Je suis d’avis d’accueillir l’appel avec dépens et d’infirmer l’ordonnance de la Section de première instance.

Le juge Strayer, J.C.A. : Je souscris à ces motifs.

Le juge McDonald, J.C.A. : Je souscris à ces motifs.



[1] Dossier d’appel, vol. 1, à la p. 98.

[2] La « figure 1 » est placée immédiatement après le texte du par. 3.

[3] Voir par ex., F. L. Wiswall, The Development of Admiralty Jurisdiction and Practice since 1800 (Cambridge : University Press, 1970); B. P. Levack, The Civil Lawyers in England, 1603-1641 (Oxford : Clarendon Press, 1973); D. R. Coquillette, The Civilian Writers of Doctors Commons London (Berlin : Duncker & Humblot, 1988); D. R. Owen et M. C. Tolley, Courts of Admiralty In Colonial America (Durham, N.C. : Carolina Academic Press, 1995). Voir également W. Tetley, « The General Maritime Law—The Lex Maritima » (1994), 20 Syracuse J. Int. L. and Com. 105.

[4] Voir A. M. Linden, Canadian Tort Law, 5e éd. (Toronto : Butterworths, 1993), aux p. 94 et 95.

[5] Cette loi est maintenant la Loi sur le transport des marchandises par eau, L.R.C. (1985), ch. C-27, art.
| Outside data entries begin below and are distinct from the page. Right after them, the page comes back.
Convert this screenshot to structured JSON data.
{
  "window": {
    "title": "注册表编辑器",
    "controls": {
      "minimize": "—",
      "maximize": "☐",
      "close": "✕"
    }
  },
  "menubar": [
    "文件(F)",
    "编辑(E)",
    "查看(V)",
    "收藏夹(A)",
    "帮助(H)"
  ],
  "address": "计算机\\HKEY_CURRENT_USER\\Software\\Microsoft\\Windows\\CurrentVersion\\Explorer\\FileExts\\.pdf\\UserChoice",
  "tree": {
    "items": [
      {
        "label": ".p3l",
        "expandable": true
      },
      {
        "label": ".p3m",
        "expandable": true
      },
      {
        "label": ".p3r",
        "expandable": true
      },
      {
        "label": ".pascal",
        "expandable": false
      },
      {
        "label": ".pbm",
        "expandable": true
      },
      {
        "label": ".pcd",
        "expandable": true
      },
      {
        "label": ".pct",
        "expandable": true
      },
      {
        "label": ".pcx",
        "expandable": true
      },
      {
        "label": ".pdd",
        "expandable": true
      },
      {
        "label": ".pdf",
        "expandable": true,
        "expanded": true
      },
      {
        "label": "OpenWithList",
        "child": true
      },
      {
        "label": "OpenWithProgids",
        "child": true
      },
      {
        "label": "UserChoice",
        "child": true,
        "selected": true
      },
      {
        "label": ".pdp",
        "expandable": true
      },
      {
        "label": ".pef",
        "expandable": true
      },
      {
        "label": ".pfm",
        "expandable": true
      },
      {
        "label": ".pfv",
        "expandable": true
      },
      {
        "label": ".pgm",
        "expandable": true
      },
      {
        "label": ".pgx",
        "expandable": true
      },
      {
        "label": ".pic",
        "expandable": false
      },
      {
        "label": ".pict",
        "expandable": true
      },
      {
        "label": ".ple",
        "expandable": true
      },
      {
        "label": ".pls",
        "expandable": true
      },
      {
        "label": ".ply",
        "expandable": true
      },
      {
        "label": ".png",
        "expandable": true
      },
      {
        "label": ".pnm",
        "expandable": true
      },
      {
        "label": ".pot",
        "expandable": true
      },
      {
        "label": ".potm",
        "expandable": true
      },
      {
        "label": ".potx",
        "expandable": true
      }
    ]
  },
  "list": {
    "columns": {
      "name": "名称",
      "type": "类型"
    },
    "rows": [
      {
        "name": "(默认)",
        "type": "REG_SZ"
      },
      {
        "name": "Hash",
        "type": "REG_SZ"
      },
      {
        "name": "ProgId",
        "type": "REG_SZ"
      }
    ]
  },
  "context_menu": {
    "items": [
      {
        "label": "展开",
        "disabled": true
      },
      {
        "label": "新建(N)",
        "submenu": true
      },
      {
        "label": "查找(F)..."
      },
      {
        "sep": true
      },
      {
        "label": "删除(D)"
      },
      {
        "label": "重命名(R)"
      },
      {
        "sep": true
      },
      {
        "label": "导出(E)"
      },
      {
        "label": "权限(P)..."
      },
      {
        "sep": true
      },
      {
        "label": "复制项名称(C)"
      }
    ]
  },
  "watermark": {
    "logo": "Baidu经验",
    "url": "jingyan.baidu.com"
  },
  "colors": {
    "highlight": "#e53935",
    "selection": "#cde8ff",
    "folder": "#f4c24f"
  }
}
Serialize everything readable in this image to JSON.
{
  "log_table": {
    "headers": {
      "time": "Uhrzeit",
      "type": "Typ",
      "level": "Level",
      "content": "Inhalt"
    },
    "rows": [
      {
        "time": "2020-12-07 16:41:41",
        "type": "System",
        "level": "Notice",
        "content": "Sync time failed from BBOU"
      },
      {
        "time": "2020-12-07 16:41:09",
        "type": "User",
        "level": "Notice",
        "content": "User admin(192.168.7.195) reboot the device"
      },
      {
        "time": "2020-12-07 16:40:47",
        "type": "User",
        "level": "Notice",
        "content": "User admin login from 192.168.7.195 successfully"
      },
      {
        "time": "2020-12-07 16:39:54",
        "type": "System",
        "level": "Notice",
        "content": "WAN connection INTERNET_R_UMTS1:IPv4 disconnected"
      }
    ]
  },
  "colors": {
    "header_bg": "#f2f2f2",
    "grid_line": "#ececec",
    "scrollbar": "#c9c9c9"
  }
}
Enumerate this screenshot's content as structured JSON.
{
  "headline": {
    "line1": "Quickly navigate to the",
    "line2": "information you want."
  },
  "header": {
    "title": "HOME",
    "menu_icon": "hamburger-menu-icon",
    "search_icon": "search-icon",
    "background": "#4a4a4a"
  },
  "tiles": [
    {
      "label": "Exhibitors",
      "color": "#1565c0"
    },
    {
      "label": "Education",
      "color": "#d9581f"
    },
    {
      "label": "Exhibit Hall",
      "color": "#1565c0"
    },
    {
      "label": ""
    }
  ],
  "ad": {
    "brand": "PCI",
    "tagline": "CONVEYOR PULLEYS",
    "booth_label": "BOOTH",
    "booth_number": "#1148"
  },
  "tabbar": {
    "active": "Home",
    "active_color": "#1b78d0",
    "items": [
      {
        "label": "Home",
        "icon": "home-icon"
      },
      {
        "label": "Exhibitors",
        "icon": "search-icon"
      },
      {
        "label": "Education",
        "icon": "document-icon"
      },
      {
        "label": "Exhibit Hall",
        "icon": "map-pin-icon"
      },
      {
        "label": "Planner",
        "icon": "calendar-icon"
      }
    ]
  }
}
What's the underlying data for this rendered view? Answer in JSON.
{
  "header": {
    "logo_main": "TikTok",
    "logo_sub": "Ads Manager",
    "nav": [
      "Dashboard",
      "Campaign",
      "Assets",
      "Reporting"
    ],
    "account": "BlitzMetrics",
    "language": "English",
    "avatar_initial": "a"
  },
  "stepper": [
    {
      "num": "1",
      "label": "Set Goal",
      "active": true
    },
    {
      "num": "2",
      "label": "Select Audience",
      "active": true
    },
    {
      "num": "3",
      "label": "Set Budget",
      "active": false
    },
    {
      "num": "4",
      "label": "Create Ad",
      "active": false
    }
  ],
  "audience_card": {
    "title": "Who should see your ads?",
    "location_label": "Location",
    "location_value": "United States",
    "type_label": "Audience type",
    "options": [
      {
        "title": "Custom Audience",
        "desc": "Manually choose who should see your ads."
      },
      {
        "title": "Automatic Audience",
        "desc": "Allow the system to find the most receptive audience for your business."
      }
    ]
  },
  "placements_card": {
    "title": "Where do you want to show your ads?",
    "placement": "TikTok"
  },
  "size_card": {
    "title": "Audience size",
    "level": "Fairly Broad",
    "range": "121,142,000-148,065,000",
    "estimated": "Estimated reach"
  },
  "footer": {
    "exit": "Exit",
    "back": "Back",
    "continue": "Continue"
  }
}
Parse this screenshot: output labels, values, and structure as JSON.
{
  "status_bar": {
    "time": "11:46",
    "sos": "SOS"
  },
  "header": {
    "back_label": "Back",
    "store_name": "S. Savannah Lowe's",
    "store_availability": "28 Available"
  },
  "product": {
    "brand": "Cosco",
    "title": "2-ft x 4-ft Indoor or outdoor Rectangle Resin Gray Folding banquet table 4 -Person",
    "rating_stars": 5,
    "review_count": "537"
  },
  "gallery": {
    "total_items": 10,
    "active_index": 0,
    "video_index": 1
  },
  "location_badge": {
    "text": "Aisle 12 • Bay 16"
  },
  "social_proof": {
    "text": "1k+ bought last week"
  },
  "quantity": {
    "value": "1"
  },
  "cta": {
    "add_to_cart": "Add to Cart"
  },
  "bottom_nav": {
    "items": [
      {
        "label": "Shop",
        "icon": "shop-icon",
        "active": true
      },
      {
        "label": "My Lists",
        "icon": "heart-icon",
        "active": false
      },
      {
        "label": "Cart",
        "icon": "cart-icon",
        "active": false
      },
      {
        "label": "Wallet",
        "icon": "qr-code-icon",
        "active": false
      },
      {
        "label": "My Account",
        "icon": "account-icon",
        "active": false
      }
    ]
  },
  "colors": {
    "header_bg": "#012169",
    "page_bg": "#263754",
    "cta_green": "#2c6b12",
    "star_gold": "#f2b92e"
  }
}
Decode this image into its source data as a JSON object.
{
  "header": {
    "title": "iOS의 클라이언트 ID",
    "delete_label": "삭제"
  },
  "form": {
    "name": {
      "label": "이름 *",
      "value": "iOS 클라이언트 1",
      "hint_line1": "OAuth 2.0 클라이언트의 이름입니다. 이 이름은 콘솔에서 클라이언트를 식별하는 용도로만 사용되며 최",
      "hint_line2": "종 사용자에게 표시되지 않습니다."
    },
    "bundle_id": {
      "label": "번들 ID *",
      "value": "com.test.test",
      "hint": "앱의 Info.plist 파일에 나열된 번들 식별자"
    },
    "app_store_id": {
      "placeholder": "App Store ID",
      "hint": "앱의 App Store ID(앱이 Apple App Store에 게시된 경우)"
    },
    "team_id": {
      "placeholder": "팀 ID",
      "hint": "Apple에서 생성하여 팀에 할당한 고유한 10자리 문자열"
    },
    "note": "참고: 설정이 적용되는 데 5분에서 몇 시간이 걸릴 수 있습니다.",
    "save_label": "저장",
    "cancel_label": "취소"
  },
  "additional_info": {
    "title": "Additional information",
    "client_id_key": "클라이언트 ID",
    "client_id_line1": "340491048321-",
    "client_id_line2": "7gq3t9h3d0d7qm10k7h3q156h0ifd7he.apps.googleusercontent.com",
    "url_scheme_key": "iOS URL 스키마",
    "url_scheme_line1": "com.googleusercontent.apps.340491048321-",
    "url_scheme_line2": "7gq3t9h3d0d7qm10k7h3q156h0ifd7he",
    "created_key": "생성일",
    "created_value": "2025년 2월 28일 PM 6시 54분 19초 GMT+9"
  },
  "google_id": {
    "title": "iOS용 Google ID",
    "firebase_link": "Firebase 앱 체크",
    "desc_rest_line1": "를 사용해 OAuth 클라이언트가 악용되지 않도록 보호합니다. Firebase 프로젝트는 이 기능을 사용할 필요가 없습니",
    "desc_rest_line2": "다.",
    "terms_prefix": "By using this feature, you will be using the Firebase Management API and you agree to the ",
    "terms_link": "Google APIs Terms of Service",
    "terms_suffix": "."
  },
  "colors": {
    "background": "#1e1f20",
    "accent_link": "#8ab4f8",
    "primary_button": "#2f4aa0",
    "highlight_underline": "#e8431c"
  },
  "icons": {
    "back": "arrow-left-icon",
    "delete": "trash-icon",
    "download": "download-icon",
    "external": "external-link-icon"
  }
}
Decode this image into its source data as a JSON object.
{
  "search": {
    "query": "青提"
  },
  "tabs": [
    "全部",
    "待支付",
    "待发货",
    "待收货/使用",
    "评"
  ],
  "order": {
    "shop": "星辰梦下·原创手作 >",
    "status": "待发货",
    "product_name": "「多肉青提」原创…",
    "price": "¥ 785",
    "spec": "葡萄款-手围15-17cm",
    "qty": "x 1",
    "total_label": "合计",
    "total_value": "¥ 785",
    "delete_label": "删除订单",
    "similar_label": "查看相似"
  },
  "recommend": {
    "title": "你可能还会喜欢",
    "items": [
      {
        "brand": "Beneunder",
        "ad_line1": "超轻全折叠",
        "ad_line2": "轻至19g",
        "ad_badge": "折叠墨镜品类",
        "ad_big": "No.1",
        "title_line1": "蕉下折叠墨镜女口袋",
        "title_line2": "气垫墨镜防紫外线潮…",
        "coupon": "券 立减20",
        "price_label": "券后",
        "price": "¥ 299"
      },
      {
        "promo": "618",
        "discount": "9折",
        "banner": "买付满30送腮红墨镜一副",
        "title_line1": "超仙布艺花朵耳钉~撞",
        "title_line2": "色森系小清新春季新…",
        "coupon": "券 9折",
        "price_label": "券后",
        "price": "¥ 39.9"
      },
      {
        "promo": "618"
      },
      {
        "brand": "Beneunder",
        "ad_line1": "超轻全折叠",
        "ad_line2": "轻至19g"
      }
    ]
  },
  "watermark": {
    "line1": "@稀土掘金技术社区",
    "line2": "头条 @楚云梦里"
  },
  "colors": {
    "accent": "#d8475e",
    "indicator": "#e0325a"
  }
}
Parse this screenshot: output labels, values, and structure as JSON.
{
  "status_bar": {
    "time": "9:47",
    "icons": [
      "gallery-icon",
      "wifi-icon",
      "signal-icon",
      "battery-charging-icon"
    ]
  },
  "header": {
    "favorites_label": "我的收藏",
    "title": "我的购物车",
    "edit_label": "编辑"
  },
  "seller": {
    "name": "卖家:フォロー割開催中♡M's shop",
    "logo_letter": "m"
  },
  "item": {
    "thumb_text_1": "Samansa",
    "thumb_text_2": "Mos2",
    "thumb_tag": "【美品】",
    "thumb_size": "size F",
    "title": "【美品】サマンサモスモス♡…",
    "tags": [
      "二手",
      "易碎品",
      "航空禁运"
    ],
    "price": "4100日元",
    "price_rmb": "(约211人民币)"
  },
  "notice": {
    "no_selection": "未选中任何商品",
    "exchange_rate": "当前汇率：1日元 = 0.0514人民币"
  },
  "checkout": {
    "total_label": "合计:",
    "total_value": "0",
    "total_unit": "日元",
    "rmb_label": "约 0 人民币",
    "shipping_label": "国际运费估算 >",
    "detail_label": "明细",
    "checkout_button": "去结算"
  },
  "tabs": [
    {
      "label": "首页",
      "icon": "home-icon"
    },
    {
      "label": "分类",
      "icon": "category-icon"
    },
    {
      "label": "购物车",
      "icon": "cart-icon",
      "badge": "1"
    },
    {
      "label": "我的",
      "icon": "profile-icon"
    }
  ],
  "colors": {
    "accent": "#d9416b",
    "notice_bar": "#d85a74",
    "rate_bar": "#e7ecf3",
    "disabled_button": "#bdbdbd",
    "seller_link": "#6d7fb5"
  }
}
IV, alinéa 2n) et par. 3 de l’annexe qui sont rédigées dans les termes suivants :

2. Ni le transporteur ni le navire ne seront responsables pour perte ou dommage résultant ou provenant :

n) d’une insuffisance d’emballage;

3. Le chargeur ne sera pas responsable des pertes ou dommages subis par le transporteur ou le navire et qui proviendraient ou résulteraient de toute cause quelconque sans qu’il y ait acte, faute ou négligence du chargeur, de ses agents ou de ses préposés.

[6] Voir W. Tetley, Marine Cargo Claims, 3e éd. (Montréal : Éditions Yvon Blais Inc., 1988), à la p. 491.

[7] Londres : Chapman and Hall, 1977.